Séjour à l'hôtel de 3000 $, bonnes bouteilles, spectacle de Madonna : comme ancien président du Comité exécutif de la Ville de Montréal et comme maire d'arrondissement, Claude Dauphin aurait abusé de ses fonctions en acceptant d'être couvert de cadeaux par des entrepreneurs à qui il accordait des millions de dollars en contrats publics, selon la preuve amassée par l'Unité permanente anticorruption (UPAC) dans le cadre d'une enquête pour fraude, abus de confiance et corruption dans les affaires municipales.
«Les infractions ont été commises entre le 16 mai 2007 et le 9 septembre 2009 par Claude Dauphin, maire de l'arrondissement de Lachine», lit-on dans une nouvelle déclaration assermentée d'un enquêteur affecté au projet Fronde, une vaste enquête de l'UPAC sur divers soupçons de corruption à Montréal pendant le règne de l'ancien maire Gérald Tremblay.
Le document, daté du 18 août dernier, visait à justifier une perquisition au chic hôtel Quintessence de Mont-Tremblant, où M. Dauphin ainsi qu'un autre ancien président du comité exécutif, Frank Zampino, auraient séjourné aux frais de l'entrepreneur Paolo Catania. La Presse a récemment obtenu copie du document au palais de justice de Montréal. Les allégations des policiers n'ont pas été testées en cour, et aucune accusation n'a été déposée à ce stade dans le dossier.
Un ex-DG dénonce
Les prétentions des policiers s'appuient sur plusieurs documents saisis lors de perquisitions précédentes, mais aussi sur plusieurs témoins qui accablent Claude Dauphin. L'un d'eux est Claude Léger, directeur général de la Ville de Montréal de 2006 à 2009, qui avait témoigné à la commission Charbonneau à ce sujet et a répété la même chose à l'UPAC.
Il affirme qu'en juillet 2008, à peine une semaine après avoir été nommé président du Comité exécutif, Claude Dauphin est venu le voir à son bureau pour lui remettre une liste écrite de firmes. «Claude Léger a dit à Claude Dauphin qu'il ne toucherait pas à ça. Claude Dauphin a rétorqué à Claude Léger que ça faisait partie de son rôle de lui demander ça», résume le policier de l'UPAC. M. Dauphin a déjà formellement nié avoir tenu de tels propos.
Mais M. Léger n'est pas seul à alimenter l'UPAC. Rencontrée séparément par les enquêteurs, Jocelyne Dragon, directrice générale de l'arrondissement de Lachine de 2007 à 2008, a été encore plus directe au sujet de M. Dauphin, qui est maire de Lachine depuis 2005.
Elle raconte comment il demandait que ses connaissances chez les entrepreneurs soient traitées en «VIP» (l'expression était de lui, dit-elle). Un rapport interne de la Ville de Montréal rédigé en 2012 avait déjà fait état de l'utilisation de cette expression par M. Dauphin. Selon Mme Dragon, la liste des «VIP» comprenait les hommes d'affaires Franco Minicucci, Paolo Catania et Tony Magi, tous accusés au criminel depuis.

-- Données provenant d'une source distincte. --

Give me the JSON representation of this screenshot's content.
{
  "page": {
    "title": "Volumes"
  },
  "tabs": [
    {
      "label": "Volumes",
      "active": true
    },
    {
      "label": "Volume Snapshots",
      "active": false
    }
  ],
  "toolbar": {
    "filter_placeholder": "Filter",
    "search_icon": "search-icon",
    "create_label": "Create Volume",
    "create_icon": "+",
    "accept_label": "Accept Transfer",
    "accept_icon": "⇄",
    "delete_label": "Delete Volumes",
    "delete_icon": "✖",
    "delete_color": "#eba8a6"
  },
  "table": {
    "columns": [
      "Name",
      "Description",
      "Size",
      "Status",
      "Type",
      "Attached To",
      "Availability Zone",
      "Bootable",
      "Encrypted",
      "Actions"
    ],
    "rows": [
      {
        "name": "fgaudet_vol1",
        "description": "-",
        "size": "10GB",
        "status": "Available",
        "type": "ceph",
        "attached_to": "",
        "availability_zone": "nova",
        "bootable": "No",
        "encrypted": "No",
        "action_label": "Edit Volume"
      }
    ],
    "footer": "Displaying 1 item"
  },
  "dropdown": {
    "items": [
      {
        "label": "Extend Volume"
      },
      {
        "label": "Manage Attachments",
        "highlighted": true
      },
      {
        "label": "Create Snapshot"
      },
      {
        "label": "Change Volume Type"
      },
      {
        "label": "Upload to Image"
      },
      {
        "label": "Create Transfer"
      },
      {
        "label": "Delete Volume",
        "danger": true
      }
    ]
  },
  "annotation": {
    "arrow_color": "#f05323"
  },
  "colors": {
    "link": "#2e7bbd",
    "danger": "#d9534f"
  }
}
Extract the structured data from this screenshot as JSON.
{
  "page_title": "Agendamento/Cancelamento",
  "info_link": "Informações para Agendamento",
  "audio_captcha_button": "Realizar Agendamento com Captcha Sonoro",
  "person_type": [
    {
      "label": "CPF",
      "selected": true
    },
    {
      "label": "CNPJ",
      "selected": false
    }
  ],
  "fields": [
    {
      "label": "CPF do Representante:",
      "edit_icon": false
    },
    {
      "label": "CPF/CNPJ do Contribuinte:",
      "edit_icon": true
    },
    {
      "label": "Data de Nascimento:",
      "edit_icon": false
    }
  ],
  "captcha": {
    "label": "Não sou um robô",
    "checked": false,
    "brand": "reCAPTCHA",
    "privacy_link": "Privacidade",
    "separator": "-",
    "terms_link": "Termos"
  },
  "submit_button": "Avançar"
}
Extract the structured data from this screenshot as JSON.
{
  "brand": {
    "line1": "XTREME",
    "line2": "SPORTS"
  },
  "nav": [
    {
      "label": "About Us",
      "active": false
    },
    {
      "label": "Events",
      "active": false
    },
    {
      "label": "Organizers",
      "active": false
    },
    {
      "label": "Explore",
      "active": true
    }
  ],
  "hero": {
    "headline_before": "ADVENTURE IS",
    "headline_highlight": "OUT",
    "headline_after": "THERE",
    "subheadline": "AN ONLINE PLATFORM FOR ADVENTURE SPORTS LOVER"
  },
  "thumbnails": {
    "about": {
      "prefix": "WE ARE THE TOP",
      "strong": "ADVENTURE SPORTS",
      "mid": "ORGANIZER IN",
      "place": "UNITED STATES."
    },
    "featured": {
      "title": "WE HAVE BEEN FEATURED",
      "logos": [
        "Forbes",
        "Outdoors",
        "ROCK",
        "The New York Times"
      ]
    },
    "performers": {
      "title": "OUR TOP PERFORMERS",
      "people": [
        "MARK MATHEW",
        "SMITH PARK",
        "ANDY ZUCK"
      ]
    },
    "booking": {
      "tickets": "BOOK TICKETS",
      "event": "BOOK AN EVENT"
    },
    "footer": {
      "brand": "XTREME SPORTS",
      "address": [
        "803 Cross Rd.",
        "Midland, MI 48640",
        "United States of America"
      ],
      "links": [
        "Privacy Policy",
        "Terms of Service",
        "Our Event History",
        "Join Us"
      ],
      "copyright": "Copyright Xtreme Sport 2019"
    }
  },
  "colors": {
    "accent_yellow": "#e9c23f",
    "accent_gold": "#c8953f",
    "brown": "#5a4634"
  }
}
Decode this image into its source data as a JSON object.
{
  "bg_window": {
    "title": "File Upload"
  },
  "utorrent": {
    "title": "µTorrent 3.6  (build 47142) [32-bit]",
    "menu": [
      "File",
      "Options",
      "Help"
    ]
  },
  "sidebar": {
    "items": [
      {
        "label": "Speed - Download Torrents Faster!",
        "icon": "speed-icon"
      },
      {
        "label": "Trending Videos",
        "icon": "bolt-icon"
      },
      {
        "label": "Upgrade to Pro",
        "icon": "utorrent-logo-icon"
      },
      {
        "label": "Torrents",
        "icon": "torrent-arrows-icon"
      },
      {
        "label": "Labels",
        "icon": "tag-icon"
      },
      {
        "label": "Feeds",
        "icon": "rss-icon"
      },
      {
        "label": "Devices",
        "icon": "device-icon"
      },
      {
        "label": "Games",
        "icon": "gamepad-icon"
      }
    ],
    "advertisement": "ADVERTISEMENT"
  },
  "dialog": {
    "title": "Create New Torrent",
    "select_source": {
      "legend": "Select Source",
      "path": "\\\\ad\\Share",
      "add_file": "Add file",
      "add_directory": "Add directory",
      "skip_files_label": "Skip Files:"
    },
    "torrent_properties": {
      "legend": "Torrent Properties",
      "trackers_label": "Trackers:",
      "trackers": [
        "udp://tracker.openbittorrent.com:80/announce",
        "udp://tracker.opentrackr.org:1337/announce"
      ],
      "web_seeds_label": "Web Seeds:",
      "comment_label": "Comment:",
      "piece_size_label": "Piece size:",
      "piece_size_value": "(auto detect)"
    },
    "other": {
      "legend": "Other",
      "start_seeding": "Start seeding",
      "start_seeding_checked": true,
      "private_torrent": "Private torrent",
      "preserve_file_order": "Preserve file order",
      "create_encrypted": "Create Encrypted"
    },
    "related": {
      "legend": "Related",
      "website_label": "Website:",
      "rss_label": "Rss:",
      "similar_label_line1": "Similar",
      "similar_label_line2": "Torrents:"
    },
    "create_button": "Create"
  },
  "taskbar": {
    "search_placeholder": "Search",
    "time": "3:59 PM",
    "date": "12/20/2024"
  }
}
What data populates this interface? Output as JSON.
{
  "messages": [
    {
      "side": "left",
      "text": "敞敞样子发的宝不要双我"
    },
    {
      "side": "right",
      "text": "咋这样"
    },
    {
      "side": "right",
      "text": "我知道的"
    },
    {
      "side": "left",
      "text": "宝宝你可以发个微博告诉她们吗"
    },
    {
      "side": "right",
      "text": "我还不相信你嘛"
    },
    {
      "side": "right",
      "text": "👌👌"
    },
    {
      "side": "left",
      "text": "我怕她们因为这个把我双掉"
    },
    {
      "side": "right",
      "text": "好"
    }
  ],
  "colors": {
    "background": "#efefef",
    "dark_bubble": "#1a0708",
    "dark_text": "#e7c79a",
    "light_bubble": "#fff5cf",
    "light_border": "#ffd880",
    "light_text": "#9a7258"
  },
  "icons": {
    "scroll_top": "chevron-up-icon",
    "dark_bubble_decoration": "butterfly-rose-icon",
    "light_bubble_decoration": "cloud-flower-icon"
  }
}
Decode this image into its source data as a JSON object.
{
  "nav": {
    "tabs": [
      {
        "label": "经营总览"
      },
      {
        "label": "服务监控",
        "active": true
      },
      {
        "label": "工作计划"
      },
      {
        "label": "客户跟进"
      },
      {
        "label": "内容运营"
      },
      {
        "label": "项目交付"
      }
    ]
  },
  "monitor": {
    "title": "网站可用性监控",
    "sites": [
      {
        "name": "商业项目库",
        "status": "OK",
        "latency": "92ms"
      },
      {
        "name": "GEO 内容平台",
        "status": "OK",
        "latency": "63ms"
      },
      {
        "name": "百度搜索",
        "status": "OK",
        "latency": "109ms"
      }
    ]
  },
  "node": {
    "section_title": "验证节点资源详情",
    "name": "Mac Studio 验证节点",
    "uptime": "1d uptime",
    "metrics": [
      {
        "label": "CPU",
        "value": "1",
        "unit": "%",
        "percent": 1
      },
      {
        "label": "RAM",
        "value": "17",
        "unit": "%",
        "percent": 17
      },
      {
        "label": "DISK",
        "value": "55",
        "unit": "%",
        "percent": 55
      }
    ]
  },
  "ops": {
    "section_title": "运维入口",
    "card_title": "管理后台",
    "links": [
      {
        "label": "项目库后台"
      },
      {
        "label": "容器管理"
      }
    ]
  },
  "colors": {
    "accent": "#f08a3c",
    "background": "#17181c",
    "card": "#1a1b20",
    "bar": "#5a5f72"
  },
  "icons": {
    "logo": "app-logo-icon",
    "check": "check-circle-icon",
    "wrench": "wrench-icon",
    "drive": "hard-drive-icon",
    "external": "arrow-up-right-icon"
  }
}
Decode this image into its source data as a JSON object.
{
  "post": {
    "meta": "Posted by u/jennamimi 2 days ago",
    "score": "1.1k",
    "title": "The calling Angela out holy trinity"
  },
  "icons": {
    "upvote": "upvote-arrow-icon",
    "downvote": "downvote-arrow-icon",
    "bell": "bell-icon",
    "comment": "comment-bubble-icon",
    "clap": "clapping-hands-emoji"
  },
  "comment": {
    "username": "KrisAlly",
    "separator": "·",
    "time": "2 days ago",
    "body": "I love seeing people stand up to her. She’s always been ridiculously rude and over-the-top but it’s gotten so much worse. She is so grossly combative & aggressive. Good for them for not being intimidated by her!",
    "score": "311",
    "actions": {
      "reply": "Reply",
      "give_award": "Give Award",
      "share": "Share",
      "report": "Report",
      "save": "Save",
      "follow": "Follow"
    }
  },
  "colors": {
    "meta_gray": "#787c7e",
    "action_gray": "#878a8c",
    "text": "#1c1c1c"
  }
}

M. Magi, qui avait été victime d'un kidnapping en 2005 puis d'une tentative de meurtre en 2008, a été décrit par le SPVM ces dernières années comme « lié de près aux derniers événements impliquant le crime organisé » à Montréal. En 2009, il a avoué à The Gazette qu'il était partenaire d'affaires avec le fils du parrain de la mafia, Vito Rizzuto.
Laisser la facture aux autres
Rosaire Sauriol, ancien responsable du développement des affaires pour la firme de génie Dessau, a quant à lui raconté à l'UPAC avoir fait du financement politique pour M. Dauphin «car il voulait demeurer un fournisseur de l'arrondissement Lachine». Il a aussi expliqué que Claude Dauphin «n'a jamais payé de facture lors de leurs rencontres».
Et des rencontres entre les deux hommes, il y en avait : l'agenda de Sauriol, obtenu par la police, évoque des repas dans divers restaurants, des rondes de golf, des parties de hockey et un spectacle de Madonna dans une loge du Centre Bell. M. Sauriol a parlé à la police contre l'assurance que ses propos ne seraient pas utilisés pour l'accuser lui-même.
L'ancienne directrice générale de Lachine a expliqué aux policiers que Claude Dauphin lui avait présenté l'entrepreneur Paolo Catania comme un «ami». M. Catania est présentement accusé de fraude dans le cadre de l'affaire du Faubourg Contrecoeur, où il avait mis la main sur un énorme terrain de la Ville pour une fraction de sa valeur.